On tournerait en rond ? Et l’on finirait par réaliser à quel point le temps est précieux, qu’il mérite une autre géométrie plus humaine pour différencier ce qui tient de l’instantané, du flux, du dérisoire. Pour l’instant, nous nous raconterions des fables, mais elles finiront par s’évanouir, donneront lieu à un nouvel âge.
Chaque expérience de l’autre se construit en deux éléments : la perception, pauvre ou riche, une interaction limitée dans un temps court, noyau dur de l’instant ; et le vécu, c’est-à-dire l’inertie, l’aura temporelle qui va habiter cette perception, plus celle-ci est riche, plus le vécu s’agrandit.
Et la société ?
C’est là qu’on sent l’inquiétude. Et c’est là que Notions de Futur est un signal faible qui fait écho à ce monde qui s’interroge. C’est aussi toute la difficulté d’un essai qui part du futur : c’est un vision absolument normative. Dans le futur tel que FLAIR le conçoit, nous avons réussi à vivre « en paix avec les êtres technologiques car nous avons trouvé le savant équilibre de ne pas considérer semblable deux existences qui ne le sont pas ». Entendre, dans l’avenir, nous avons dominé nos peurs, renoué avec notre être intérieur.

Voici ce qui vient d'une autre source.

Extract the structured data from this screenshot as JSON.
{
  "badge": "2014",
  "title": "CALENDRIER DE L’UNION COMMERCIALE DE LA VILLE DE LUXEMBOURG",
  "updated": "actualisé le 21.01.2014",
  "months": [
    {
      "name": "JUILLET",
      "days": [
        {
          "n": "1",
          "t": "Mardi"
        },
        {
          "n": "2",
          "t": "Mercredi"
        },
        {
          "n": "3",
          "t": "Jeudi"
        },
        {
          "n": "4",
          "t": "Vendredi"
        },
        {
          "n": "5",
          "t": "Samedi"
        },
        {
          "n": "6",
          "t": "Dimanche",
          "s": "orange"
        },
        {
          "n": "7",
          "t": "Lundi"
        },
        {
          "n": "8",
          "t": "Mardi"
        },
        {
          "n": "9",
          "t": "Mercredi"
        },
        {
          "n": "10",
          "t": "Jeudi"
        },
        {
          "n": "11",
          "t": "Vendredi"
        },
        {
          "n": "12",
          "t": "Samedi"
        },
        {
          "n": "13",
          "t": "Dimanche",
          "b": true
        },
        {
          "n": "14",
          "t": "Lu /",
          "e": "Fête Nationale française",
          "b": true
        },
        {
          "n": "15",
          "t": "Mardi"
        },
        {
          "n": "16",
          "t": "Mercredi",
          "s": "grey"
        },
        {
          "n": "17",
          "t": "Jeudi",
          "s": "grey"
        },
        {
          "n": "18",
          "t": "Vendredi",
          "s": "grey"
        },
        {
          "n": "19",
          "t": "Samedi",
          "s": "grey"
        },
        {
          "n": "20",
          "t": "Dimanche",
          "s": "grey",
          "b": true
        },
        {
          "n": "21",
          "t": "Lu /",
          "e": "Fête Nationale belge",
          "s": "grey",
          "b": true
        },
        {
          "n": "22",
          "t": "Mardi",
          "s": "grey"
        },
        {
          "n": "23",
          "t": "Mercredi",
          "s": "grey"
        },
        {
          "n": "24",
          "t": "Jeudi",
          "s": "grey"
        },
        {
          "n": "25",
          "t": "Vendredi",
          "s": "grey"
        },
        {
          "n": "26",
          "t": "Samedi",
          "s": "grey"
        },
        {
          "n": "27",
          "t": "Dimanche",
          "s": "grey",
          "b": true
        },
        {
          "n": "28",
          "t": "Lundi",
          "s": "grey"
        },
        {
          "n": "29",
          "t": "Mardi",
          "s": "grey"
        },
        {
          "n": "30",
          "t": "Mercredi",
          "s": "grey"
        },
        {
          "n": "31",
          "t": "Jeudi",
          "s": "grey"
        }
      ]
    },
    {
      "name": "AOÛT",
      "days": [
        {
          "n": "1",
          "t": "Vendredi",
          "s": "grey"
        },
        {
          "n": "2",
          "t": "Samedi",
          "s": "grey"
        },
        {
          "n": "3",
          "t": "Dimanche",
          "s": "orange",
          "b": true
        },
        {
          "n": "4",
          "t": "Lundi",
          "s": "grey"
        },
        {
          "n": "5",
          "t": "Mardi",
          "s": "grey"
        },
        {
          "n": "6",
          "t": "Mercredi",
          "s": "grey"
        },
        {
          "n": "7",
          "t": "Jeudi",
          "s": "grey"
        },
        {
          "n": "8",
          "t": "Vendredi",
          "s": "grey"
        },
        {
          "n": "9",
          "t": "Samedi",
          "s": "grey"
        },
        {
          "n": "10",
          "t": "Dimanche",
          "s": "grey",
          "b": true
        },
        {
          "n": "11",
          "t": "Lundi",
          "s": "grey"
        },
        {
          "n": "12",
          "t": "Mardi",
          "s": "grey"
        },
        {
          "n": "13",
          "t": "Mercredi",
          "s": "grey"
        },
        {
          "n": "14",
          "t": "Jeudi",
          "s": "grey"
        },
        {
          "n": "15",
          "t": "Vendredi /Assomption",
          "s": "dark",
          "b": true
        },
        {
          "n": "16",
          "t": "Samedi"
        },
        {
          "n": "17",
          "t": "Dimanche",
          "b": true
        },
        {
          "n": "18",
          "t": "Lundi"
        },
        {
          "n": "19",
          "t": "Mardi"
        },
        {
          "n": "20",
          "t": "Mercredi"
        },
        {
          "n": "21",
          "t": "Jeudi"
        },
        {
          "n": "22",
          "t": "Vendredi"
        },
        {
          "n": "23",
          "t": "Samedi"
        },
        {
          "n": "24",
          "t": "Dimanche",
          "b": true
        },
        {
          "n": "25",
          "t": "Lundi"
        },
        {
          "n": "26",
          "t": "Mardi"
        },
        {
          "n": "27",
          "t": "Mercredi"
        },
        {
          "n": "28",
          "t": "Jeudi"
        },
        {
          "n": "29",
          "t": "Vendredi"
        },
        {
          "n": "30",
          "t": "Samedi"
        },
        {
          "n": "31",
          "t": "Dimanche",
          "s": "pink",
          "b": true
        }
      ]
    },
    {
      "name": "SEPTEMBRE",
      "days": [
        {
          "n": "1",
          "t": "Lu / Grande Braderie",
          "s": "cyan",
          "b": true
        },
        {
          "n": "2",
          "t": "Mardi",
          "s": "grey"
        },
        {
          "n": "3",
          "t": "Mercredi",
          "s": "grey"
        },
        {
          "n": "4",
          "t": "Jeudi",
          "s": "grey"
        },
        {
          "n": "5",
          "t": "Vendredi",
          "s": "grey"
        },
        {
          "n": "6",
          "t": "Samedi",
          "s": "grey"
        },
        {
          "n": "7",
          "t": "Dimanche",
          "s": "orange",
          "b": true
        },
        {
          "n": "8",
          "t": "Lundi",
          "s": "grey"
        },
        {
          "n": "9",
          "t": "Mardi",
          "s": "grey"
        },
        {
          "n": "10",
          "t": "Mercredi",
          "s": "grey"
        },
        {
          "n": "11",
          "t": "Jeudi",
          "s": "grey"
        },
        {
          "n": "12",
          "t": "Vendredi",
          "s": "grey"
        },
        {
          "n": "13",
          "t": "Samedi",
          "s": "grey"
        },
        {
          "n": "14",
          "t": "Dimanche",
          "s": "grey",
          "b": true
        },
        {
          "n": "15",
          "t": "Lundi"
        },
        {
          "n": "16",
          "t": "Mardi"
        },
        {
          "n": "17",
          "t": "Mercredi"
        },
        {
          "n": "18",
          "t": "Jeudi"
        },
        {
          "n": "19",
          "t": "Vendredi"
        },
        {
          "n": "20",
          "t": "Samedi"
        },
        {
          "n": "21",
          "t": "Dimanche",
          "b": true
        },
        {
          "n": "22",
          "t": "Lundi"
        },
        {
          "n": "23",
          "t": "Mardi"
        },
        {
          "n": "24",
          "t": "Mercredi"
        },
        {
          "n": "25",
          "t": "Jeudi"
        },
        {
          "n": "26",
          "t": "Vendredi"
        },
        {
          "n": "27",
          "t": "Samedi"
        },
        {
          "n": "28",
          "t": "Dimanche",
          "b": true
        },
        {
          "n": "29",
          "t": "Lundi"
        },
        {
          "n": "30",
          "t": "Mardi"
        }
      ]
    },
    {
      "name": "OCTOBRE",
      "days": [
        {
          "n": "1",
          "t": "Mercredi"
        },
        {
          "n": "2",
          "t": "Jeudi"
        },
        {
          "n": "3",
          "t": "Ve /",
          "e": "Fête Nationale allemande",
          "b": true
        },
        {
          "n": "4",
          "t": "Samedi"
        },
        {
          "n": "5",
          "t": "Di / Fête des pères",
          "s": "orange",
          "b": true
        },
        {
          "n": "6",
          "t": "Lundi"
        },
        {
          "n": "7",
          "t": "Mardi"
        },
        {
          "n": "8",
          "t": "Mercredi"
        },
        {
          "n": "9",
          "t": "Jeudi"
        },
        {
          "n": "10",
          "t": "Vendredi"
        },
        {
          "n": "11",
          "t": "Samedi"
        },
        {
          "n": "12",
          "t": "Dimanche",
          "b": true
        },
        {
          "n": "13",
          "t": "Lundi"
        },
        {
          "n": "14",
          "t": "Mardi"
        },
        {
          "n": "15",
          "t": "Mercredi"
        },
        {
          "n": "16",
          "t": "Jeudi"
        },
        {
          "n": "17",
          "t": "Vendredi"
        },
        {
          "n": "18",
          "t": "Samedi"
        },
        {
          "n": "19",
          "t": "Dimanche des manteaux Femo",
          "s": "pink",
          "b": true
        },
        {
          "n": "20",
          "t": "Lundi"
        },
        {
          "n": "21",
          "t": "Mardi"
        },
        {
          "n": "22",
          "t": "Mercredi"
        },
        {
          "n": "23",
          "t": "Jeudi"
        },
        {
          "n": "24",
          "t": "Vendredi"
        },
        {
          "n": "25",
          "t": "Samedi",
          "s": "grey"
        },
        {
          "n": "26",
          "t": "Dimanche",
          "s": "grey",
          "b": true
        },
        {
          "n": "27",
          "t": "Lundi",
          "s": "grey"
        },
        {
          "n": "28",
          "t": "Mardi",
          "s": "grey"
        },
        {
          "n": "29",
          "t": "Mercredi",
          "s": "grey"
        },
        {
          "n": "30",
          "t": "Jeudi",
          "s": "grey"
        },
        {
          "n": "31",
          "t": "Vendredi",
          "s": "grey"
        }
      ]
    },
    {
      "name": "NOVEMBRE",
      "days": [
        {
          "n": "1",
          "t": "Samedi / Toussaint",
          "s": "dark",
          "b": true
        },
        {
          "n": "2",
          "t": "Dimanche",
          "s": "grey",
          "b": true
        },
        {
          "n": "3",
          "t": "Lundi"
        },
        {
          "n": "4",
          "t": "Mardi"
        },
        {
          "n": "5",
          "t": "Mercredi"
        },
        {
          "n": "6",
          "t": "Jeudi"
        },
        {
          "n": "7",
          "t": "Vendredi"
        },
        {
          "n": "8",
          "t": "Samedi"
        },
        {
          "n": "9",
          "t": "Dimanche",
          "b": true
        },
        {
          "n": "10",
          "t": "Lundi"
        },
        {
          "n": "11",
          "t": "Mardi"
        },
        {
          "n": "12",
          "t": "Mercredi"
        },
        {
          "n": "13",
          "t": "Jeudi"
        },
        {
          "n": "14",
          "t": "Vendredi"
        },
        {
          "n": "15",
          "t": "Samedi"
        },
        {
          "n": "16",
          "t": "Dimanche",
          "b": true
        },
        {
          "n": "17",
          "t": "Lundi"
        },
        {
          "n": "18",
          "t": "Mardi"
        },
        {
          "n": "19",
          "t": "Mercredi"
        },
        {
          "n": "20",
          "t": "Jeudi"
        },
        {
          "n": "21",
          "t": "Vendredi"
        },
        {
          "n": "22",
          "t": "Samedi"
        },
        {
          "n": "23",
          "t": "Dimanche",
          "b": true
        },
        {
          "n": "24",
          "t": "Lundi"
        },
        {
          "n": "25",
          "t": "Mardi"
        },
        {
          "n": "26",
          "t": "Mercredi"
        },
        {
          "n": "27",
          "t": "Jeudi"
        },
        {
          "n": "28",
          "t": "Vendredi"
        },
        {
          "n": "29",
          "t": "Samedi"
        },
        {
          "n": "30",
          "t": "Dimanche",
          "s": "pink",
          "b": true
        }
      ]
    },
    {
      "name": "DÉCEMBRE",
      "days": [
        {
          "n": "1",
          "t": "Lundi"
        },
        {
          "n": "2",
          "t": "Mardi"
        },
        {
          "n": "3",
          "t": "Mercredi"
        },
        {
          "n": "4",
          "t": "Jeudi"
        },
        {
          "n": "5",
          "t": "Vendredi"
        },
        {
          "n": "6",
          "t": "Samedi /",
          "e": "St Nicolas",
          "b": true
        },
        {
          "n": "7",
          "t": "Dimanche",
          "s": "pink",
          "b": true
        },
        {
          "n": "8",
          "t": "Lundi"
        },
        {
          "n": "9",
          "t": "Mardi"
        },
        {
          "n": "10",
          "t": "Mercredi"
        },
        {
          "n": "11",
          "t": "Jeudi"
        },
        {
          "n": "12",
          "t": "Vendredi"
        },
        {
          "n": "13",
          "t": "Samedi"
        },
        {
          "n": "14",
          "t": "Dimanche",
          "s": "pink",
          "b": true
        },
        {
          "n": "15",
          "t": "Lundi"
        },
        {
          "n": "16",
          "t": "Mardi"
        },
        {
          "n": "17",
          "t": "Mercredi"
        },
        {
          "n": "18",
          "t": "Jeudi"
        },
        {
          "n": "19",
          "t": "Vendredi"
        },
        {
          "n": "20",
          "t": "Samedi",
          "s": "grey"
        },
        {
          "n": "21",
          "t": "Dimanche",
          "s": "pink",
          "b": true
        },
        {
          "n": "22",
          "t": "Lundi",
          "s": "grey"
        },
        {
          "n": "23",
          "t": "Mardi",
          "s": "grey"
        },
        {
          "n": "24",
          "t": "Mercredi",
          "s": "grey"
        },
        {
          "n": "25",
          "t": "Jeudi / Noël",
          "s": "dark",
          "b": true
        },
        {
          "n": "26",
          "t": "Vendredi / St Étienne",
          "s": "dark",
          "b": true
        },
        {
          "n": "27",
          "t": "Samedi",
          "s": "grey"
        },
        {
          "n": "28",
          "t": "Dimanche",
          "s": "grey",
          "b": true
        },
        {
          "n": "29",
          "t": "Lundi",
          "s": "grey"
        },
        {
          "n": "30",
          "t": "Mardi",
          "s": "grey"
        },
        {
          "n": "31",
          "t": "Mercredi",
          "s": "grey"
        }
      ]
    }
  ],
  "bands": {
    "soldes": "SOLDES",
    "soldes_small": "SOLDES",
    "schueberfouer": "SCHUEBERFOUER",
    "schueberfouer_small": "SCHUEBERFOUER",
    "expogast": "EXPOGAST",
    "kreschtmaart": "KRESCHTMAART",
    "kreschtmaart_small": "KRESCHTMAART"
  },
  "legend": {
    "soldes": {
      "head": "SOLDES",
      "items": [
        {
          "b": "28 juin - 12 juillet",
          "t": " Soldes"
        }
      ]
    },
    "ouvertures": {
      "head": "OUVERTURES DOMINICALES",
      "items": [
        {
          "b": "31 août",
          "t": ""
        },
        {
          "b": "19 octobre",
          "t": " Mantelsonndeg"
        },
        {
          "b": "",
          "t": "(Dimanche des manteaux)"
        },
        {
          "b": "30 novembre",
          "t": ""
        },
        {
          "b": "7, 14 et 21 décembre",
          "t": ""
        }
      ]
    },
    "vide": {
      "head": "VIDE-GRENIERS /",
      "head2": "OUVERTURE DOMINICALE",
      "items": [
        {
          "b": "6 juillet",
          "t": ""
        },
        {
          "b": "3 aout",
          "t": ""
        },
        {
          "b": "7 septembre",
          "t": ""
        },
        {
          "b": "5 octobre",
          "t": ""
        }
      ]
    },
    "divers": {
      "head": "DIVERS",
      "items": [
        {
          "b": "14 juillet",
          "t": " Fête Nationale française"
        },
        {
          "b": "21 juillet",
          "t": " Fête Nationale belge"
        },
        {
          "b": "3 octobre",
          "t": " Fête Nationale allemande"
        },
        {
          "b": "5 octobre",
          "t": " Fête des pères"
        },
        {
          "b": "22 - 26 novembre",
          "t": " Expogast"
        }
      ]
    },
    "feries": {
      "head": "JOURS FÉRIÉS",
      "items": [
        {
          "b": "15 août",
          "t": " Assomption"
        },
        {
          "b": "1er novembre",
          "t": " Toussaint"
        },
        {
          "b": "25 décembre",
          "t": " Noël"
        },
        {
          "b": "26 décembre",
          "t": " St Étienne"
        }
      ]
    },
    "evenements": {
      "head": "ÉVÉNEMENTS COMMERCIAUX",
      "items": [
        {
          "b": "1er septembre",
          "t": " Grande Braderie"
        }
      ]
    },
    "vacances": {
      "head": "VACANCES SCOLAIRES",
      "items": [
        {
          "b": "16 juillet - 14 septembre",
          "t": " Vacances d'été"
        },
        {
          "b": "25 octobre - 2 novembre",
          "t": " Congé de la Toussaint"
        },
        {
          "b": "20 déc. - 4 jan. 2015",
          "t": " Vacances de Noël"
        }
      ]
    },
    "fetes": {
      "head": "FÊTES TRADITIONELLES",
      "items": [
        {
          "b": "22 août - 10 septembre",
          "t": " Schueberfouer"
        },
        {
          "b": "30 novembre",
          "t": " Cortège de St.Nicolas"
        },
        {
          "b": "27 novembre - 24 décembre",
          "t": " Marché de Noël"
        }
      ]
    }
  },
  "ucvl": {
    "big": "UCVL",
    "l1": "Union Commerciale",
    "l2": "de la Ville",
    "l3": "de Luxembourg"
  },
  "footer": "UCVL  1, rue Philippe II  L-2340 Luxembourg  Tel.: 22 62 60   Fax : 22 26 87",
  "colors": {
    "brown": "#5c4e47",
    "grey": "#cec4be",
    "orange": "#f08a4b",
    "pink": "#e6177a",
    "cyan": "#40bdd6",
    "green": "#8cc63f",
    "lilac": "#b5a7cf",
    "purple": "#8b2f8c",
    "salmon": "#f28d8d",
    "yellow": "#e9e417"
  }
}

L’erreur peut-être, serait de considérer que l’avenir n’est que ce délicat équilibre entre technique et humanité. Ou de penser comme un déterminisme total les fulgurantes transitions technologiques et l’arrivée imminente de l’intelligence artificielle. Puis de ne voir l’agir humain que comme quelques mouvements d’un curseur dans cet inexorable tic-tac qui nous dépasse :
(…) l’arrivée sur les marchés d’êtres technologiques multi-fonctionnels et facilement programmables. Ceux-ci remplacèrent petit à petit les ouvriers dans les industries, puis les employés de gestion dans le secteur tertiaire, ré-injectant ainsi sur le marché du travail des centaines de milliers de citoyens sans aucune adéquation avec les besoins de recrutement, toujours en hausse. Même si ce transfert fut dans un premier temps dramatique il fut atténué en quelques années par des politiques étatiques de formation.
Le défi peut-être, sera d’imaginer un futur sans machines. Détechnicisé, ce serait une utopie non moins légitime au regard de l’état du monde. FLAIR ne choisit pas cette voie, mais Notions de futur a au moins le mérite de nous réconcilier avec les directions que peut prendre l’époque, et en cela poser un nouveau départ en toute humilité. Un départ qui comprend l’environnement technique sans chercher à l’ériger comme un nouveau totem, un départ en empathie avec les machines, nous dirait Gilbert Simondon.
Pour feuilleter Notions de futur et savoir – un peu plus – où va le web, rendez-vous ici.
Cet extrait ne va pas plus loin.